Lange Zeit ging man davon aus, dass sich ADHS auswächst. Inzwischen ist bekannt, dass dies oftmals nicht der Fall ist. Zuweilen wird eine ADHS-Diagnose auch erst im Erwachsenenalter gestellt.
Wie äussert sich ADHS bei Erwachsenen?
ADHS ist gekennzeichnet durch die drei Kernsymptome Unaufmerksamkeit, Hyperaktivität und Impulsivität. Die Unaufmerksamkeit, die sich oft durch hohe Ablenkbarkeit äussert, ist auch bei Erwachsenen weiterhin eine grosse Herausforderung.
Die Hyperaktivität, die sich bei Kindern in einem ausgeprägten Bewegungsdrang bemerkbar macht, ist nach der Pubertät meistens nicht mehr so stark wahrnehmbar. An ihre Stelle tritt eine innere Unruhe, die viele erwachsene ADHS-Betroffene verspüren. Es gibt aber auch Erwachsene, bei denen sich die Unruhe z. B. durch einen ausgeprägten Rededrang oder ein dauerndes Wippen mit dem Fuss äussert.

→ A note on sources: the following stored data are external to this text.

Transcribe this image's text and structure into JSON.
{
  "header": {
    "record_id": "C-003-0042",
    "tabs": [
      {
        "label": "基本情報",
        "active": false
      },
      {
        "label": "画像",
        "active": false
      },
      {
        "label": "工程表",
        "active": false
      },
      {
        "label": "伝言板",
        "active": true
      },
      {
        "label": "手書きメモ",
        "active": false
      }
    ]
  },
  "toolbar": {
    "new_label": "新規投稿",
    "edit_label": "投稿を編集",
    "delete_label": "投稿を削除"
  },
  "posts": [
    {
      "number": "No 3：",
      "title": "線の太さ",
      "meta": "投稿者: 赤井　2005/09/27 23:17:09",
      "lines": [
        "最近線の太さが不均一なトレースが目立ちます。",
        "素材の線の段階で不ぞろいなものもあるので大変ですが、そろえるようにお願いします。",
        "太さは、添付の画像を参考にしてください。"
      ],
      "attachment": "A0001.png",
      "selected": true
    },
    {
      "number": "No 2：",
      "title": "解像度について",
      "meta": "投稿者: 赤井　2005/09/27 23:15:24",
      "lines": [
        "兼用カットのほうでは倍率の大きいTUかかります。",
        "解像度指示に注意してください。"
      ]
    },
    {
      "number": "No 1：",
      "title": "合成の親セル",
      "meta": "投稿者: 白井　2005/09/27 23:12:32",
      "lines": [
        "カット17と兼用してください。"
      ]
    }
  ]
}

Auch die Impulsivität schwächt sich bei manchen mit zunehmendem Alter ab und zeigt sich eher darin, dass oftmals sehr spontan und ohne grosse Überlegungen gehandelt wird. Zuweilen bleibt die Impulsivität jedoch eine Herausforderung - insbesondere in Stresssituationen.
Gleich wie bei Kindern gibt es auch bei Erwachsenen drei unterschiedliche ADHS-Typen: Beim unaufmerksamen Typ stehen die hohe Ablenkbarkeit und die Konzentrationsschwierigkeiten im Zentrum. Beim impulsiv-hyperaktiven Typ sind die Impulsivität und Hyperaktivität im Vordergrund. Beim kombinierten Typ zeigen sich sowohl Symptome aus dem Bereich Unaufmerksamkeit als auch aus dem Bereich Hyperaktivität / Impulsivität. Bei Frauen dominiert der unaufmerksame Typ. Da die Symptome weniger augenfällig sind, dauert es oft lange, bis eine Diagnose gestellt wird.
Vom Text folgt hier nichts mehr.